Diese Stelle gab dann nach etwa einem Vierteljahrhundert Joh. Heinr. Voß in seinem stark polemischen Aufsatz „Wie ward Fritz Stolberg ein Unfreier“ (1819) willkommenen Anlaß, solchem Bildungsdünkel des Adeligen energisch zu entgegnen. Vgl. Sophronizon 1819, Heft 3, 32 f.: „Der Grieche nennt Banausos einen Handwerker von sitzender Lebensart. Warum lieh unser Graf dem verachtenden Wort einen so weiten Sinn, der auch den fleißigen Gelehrten, den selbsttätigen Geschäftsmann und den Amtsbesorger umfaßt? Mitunter gewiß, wann er dies Lieblingswort nachdrücklich mit Lächeln aussprach, war ich selbst, ohn’ es zu ahnen, der banausische Freund!“ Erst durch Voß und seine Anhänger, die gegen den anmaßlichen Ausdruck unermüdlich stichelten, wurde der „Banause“ wirklich gang und gäbe. Das bezeugt ausdrücklich Immermann an Glise v. Lützow 1. März 1824 (Ludmilla Assing, Gräfin Elise v. Ahlefeldt 1857, 216): „Mit meinem Bruder, der in ähnlicher beständiger Arbeit steckt, scherze ich oft über unsere Lage, und wir nennen uns gegenseitig die zwei Banausen. Sie erinnern sich des Worts, welches durch Vossens und Stolbergs Streit allgemein bekannt wurde und in der ursprünglichen Bedeutung einen Menschen anzeigt, der beim Feuer arbeitet, in der abgeleiteten aber jeden bezeichnet, der sich handwerksmäßig abmüht.“ Von den sonstigen Belegen Arnolds hebe ich heraus: Voß, Bestätigung der Stolbergischen Umtriebe (1820) S. 125 f.: „Dann mag die blinde gewaltsame Menge der unedlen Bürger aus dienstpflichtigem Geschlecht, in allerlei Innungen abgeschaart, als handarbeitende und kopfarbeitende Banausen bei ihrem kleinlichen und unschönen Gewerb’ in sicherer Ruhe leben, sittsam zugleich und genügsam.“ Hierzu die Anmerkung: „Banause heißt im Griechischen ein Handwerker, der mit einförmiger Sitzarbeit am Kamienlicht früh und spät um ärmlichen Lohn sich abmüht, an Geist und Leibe geschwächt. Bei Stolberg ist Banause „überhaupt ein Mensch von sitzender und durch Fleiß erwerbender Lebensart“. Also auch jeder Mensch, der ein eigenes Amt oder ein fremdes am Arbeitstische besorgt, wie z.
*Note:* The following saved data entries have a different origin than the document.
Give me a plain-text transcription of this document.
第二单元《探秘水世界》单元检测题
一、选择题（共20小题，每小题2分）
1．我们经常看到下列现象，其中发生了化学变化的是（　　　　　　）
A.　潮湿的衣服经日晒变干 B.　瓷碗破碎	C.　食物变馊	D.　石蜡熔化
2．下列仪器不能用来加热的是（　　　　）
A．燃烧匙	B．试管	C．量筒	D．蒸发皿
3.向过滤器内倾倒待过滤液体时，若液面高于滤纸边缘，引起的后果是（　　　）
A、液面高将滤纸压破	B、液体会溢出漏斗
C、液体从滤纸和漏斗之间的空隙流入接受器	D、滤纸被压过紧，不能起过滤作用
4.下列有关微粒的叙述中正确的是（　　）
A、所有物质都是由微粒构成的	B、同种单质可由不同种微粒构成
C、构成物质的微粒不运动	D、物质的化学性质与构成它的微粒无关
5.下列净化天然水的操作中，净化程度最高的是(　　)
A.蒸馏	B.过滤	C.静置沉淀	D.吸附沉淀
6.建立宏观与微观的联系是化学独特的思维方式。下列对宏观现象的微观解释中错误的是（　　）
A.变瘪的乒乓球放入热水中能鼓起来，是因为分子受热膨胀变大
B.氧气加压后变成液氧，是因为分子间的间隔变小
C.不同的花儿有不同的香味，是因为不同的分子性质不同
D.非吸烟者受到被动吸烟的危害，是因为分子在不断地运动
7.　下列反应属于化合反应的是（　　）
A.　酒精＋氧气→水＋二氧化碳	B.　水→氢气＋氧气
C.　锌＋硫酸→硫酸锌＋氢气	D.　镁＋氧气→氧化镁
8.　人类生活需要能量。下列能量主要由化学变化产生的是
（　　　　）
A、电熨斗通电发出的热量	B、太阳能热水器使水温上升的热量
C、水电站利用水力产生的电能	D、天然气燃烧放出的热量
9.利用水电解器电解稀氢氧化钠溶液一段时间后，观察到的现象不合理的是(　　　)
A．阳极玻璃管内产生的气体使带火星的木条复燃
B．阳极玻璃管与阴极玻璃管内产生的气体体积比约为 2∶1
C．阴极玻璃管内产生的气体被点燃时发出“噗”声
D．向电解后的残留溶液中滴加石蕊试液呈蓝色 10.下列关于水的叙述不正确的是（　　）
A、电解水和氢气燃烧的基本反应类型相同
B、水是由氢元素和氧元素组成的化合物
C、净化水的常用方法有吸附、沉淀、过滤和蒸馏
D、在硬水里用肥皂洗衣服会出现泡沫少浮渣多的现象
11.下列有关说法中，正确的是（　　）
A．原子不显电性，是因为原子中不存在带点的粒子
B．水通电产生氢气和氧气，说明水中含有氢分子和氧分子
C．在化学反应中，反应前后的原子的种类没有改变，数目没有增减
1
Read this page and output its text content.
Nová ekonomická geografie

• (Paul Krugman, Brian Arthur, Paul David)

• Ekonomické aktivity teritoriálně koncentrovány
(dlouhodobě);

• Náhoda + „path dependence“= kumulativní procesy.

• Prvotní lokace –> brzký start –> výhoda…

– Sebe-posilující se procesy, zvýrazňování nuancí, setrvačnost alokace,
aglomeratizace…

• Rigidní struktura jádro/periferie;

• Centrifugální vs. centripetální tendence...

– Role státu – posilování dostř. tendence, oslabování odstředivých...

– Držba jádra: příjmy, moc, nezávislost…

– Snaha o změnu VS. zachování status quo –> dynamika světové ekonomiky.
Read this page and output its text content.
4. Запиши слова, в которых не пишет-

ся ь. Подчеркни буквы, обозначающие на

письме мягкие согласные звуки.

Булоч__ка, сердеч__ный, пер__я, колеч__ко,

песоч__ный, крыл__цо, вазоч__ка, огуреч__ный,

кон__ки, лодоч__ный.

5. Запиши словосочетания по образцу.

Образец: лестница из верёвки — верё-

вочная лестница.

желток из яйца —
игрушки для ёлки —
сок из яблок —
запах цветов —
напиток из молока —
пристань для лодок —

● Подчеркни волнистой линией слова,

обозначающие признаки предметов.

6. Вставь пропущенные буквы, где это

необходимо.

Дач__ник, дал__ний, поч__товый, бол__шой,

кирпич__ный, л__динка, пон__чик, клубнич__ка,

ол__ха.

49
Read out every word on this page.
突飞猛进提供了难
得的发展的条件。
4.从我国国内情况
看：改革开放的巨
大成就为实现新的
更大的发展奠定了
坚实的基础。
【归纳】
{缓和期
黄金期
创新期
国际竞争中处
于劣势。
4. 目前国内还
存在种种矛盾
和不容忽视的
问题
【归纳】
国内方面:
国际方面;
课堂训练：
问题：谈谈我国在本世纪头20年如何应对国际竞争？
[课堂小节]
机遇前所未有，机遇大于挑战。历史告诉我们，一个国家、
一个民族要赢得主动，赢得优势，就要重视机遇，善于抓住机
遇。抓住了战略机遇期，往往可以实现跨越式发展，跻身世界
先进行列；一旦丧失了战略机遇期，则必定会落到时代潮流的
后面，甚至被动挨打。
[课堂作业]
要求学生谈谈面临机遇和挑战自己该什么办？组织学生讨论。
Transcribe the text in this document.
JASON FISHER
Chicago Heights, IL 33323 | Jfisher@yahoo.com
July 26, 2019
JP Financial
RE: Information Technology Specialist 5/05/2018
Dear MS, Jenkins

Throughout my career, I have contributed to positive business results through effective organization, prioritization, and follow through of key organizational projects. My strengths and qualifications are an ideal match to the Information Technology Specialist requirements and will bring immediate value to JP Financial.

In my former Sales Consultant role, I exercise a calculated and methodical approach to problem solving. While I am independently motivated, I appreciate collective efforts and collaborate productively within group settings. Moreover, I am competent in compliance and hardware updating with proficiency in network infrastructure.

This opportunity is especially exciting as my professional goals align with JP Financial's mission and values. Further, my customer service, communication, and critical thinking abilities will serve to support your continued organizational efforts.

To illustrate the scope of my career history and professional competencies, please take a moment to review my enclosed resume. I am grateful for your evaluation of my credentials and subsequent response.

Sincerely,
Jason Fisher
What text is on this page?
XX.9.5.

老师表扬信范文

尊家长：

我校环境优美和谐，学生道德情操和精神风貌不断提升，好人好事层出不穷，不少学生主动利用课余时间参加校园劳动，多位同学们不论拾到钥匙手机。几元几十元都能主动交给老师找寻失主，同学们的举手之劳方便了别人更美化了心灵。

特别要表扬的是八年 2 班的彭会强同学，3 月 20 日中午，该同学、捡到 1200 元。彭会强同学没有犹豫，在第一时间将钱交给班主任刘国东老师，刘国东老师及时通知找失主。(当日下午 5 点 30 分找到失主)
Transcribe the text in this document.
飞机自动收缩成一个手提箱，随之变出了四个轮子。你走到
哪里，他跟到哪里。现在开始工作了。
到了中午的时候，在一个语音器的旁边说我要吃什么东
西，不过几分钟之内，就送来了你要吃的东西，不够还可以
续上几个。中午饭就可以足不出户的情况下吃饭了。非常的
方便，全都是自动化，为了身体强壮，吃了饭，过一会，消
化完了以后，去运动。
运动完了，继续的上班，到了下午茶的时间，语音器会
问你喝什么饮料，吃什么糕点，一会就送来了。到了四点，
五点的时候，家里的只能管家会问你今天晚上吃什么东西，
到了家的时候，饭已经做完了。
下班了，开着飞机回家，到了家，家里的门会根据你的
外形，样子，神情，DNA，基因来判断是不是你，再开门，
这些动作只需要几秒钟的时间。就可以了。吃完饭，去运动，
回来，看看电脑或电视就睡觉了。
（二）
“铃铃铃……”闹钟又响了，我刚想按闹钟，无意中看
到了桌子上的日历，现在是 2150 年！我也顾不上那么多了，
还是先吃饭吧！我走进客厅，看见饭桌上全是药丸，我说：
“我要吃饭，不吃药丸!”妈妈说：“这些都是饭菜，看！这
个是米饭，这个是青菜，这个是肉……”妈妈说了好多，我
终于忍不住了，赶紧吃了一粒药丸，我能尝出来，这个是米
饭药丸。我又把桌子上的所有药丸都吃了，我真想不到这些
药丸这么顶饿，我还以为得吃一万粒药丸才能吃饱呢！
B. Büsch, Möser, Kant, Ramler, Lessing, Gleim, Schiller, Claudius, vor allen Stolbergs banausischer Freund in Eutin.“

Außerdem notiere ich aus einem Briefe Kühnes an Varnh. 26. Sept. 1835 (Houben S. 65) einen Passus über „Gutzkows banausische Kulissenreißereien“ und Menzels Wendung vom „Kainszeichen der Banalität und spießbürgerlichen Unbehülflichkeit“ in f. Deutschen Lit. 4, 11 (1836). Neuere Zeugnisse sind reichlich und beweisen die Lebenskraft des Schlagwortes, das überdies auch im Englischen (allerdings erst recht spät) und Spanischen sich gebucht findet.